Sunday, January 6, 2013

Buttered Rosemary Rolls


Starting today it is back to our new normal.  Billy went back to Columbus on Friday and Cally left for Portsmouth this morning.  I loved having them home with me again.  This was the best Christmas ever!

I have made these rolls several times and they are melt in your mouth good.  They are light and airy and oh so buttery good.  The last time I made them I left the rosemary off of a few so if the kids wanted they could put jelly on them and not have the rosemary taste.

I have made a few in a small cast iron skillet but I got rid of my bigger cast iron skillet because of not being able to use it on my stove top.  For Christmas Bill bought me a cast iron skillet that has a rubbery coating on the outside that I can use on my stove top.  I love it!  Anything I have cooked in it does not stick to the sides, it works better than the non-stick skillets.

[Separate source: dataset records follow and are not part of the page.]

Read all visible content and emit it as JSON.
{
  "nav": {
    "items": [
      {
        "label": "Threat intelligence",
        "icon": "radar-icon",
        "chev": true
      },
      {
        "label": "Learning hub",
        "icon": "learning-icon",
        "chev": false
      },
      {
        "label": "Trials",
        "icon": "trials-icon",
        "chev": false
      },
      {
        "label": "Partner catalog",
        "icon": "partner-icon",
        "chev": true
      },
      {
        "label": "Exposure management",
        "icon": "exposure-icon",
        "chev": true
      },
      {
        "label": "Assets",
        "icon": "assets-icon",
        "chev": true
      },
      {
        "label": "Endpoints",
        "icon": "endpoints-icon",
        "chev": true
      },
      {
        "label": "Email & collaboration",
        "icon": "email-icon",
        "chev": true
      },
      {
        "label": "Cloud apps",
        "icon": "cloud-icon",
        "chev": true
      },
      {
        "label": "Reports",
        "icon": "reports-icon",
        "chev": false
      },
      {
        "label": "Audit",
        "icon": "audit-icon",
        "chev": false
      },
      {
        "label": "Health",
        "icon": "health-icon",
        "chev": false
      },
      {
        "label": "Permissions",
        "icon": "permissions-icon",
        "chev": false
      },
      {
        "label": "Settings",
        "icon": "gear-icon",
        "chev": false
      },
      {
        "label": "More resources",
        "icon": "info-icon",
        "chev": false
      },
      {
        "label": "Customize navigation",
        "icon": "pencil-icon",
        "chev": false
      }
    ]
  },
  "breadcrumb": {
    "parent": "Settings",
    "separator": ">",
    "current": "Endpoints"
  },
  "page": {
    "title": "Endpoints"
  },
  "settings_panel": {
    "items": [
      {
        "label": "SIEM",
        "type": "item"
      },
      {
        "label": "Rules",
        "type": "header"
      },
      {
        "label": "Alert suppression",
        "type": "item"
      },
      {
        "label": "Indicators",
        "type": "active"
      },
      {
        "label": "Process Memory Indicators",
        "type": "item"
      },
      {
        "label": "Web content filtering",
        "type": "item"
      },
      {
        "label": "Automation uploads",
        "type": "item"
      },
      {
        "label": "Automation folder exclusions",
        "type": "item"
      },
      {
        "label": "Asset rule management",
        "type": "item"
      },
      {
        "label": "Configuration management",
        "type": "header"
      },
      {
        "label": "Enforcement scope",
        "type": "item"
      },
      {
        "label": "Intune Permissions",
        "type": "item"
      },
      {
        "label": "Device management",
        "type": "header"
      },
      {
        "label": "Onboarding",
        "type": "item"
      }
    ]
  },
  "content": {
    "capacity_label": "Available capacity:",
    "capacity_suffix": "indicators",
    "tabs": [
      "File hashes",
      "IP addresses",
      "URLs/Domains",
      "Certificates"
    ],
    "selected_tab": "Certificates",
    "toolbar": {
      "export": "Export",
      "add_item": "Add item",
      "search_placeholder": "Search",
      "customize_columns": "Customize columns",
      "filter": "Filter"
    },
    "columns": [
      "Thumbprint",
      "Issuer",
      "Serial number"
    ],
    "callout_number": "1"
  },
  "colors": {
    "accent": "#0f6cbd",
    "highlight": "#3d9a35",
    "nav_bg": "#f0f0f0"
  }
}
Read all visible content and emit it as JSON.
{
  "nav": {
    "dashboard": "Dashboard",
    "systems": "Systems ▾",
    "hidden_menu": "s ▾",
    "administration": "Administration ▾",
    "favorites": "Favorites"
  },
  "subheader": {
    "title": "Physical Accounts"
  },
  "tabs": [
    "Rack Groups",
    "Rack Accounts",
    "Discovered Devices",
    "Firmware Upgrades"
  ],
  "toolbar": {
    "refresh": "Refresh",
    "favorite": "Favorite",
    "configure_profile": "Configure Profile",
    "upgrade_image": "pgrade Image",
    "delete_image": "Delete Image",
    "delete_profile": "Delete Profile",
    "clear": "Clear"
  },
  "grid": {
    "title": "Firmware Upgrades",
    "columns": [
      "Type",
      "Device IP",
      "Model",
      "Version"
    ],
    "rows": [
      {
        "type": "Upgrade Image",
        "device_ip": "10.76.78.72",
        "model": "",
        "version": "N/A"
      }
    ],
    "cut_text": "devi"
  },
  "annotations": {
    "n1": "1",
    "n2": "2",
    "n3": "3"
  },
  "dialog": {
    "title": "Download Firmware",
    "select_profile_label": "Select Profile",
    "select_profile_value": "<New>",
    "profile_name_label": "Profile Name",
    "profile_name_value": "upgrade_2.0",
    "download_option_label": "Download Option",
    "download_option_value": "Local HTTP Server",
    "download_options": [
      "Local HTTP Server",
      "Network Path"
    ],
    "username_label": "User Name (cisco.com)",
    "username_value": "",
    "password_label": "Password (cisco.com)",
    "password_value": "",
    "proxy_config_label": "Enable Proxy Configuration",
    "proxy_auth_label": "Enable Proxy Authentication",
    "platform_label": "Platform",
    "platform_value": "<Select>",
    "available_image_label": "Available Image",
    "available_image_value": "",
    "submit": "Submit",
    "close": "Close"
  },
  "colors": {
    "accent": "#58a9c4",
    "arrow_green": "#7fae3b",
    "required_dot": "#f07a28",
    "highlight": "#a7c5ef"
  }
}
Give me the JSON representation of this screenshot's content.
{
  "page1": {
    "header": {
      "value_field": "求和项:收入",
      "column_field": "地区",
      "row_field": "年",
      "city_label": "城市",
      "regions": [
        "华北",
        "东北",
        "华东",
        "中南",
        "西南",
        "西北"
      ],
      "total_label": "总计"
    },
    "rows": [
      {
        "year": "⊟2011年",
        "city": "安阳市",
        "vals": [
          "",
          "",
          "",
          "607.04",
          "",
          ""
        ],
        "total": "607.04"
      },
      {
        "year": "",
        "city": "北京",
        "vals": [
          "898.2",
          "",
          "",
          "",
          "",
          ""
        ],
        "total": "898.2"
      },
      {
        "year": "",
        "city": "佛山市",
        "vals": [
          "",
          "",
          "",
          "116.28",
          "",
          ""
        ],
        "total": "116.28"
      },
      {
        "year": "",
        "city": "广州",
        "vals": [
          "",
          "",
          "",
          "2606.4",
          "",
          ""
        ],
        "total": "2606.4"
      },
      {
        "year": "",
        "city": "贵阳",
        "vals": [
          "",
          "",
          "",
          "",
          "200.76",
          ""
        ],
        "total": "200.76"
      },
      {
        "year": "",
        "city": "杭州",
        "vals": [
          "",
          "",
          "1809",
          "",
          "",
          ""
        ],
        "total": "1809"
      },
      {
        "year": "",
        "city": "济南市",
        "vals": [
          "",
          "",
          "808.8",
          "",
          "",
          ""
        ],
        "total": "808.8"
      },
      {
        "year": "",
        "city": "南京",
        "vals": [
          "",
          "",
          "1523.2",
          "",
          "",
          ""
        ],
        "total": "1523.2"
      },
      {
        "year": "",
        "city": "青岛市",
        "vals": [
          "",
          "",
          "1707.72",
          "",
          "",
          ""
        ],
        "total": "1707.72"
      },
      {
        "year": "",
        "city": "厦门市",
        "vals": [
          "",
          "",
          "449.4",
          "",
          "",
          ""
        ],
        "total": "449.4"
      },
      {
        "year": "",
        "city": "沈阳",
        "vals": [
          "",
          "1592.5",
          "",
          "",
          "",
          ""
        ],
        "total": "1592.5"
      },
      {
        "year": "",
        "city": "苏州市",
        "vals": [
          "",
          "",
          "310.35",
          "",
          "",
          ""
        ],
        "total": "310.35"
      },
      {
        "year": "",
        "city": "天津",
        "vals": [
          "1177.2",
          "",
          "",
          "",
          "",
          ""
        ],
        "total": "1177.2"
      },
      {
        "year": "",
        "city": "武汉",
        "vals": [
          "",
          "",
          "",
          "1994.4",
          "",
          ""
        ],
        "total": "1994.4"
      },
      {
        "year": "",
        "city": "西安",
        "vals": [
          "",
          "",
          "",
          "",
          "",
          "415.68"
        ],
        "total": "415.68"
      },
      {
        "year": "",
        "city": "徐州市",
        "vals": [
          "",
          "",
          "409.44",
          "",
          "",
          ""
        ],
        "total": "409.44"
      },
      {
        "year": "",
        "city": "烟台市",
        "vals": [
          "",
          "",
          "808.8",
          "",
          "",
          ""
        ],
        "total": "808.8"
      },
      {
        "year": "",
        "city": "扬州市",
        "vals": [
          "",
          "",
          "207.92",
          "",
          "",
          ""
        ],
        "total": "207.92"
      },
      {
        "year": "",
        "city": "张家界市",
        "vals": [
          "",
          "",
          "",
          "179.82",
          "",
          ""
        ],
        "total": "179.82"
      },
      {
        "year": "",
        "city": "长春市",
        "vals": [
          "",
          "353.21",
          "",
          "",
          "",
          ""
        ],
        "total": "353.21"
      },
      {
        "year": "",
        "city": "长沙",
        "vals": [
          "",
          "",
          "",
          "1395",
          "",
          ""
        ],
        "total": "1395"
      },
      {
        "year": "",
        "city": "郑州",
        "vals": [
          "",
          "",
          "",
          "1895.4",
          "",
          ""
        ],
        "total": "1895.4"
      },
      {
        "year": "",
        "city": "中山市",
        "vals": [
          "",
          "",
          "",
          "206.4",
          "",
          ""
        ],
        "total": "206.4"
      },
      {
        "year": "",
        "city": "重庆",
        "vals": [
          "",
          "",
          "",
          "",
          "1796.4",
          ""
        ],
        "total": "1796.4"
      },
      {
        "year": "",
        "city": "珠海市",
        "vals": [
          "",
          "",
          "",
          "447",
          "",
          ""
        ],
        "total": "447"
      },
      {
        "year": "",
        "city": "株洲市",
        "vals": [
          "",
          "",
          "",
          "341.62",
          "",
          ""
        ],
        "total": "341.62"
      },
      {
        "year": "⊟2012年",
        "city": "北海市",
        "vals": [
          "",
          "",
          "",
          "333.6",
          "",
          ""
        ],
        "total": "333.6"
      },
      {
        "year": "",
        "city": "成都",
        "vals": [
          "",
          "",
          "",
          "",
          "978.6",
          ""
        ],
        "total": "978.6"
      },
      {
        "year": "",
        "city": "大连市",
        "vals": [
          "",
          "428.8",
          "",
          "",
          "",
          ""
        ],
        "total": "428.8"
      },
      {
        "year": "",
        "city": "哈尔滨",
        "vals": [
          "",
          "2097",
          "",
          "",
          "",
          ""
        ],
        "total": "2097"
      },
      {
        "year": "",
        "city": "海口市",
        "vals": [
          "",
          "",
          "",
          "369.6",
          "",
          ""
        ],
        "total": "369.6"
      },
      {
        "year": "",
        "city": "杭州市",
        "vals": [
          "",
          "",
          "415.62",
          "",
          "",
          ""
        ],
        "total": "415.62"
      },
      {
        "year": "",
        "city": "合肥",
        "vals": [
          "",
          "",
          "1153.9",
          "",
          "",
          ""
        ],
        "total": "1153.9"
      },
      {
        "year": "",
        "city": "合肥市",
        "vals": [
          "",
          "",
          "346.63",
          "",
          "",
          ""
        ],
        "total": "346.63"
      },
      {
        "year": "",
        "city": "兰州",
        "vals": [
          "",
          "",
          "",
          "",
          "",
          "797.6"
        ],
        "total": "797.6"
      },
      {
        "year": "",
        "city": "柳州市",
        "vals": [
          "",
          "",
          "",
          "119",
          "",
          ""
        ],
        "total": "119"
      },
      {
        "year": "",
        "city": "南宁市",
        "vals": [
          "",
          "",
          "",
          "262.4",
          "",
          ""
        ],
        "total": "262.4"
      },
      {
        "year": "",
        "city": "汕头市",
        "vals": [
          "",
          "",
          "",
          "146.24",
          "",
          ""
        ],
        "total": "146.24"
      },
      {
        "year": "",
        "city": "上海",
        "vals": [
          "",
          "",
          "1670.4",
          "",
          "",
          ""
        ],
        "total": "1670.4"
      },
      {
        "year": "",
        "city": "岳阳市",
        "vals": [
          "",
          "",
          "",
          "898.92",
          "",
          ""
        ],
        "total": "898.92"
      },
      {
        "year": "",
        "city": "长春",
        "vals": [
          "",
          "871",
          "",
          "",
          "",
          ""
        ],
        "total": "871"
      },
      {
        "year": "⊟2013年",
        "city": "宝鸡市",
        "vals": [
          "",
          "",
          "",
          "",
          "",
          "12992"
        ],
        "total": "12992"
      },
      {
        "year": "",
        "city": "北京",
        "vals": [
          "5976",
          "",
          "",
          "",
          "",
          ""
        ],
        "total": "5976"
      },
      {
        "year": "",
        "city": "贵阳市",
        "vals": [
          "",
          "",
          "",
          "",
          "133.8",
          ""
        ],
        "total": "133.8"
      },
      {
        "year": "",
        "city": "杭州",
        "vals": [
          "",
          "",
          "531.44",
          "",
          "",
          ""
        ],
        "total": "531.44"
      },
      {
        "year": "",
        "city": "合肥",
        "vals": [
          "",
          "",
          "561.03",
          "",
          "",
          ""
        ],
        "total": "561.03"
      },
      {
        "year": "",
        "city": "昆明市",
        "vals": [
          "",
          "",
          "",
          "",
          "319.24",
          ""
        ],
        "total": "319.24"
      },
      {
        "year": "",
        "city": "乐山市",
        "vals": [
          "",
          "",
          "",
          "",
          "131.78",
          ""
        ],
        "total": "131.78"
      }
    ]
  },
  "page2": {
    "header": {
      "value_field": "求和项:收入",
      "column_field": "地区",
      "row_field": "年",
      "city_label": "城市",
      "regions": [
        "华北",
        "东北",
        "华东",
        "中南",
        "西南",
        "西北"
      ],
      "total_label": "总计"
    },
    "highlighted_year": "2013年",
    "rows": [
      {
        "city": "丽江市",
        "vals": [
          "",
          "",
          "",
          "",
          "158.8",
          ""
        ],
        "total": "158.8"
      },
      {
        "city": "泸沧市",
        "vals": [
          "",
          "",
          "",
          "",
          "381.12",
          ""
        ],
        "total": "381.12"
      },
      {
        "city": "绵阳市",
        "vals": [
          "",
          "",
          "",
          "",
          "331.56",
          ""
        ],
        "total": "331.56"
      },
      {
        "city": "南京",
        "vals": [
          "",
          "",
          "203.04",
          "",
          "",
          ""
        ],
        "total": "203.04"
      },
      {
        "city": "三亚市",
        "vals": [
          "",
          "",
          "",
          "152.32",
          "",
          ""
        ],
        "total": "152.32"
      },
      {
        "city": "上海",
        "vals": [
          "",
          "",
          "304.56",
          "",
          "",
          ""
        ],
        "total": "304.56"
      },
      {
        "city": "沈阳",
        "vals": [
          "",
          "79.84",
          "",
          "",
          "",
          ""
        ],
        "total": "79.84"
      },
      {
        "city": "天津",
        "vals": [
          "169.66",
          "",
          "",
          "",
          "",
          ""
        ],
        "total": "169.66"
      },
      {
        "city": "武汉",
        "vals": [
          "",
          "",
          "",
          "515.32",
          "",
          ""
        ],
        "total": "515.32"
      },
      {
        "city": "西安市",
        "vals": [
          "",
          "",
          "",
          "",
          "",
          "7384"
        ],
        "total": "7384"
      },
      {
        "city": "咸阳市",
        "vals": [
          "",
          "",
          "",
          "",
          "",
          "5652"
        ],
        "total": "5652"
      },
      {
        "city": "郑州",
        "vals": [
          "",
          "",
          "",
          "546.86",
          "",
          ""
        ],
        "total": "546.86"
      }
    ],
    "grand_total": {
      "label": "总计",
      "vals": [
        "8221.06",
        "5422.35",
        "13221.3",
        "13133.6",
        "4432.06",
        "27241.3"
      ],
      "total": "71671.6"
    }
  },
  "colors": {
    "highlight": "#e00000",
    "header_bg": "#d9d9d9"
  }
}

The best thing about this recipe is that it uses frozen dinner rolls.  So super easy to make.  Just place the frozen rolls in the pan to thaw and rise then doctor them up and bake.



Buttery Rosemary Rolls
adapted from Pioneer Woman

Frozen unbaked dinner rolls
Melted butter
Dried rosemary
Sea salt

Spray a cast iron skillet with cooking spray.  Place frozen rolls in the skillet, leaving plenty of room for rising. Cove and allow to rise for several hours.

After rising, brush rolls with melted butter.  Sprinkle with dried rosemary.  Brush with additional butter.  Sprinkle with Sea salt.

Bake according to roll package directions (usually 400 degrees for 15 to 20 minutes)  until rolls are a deep golden brown on top.  Serve skillet on the table.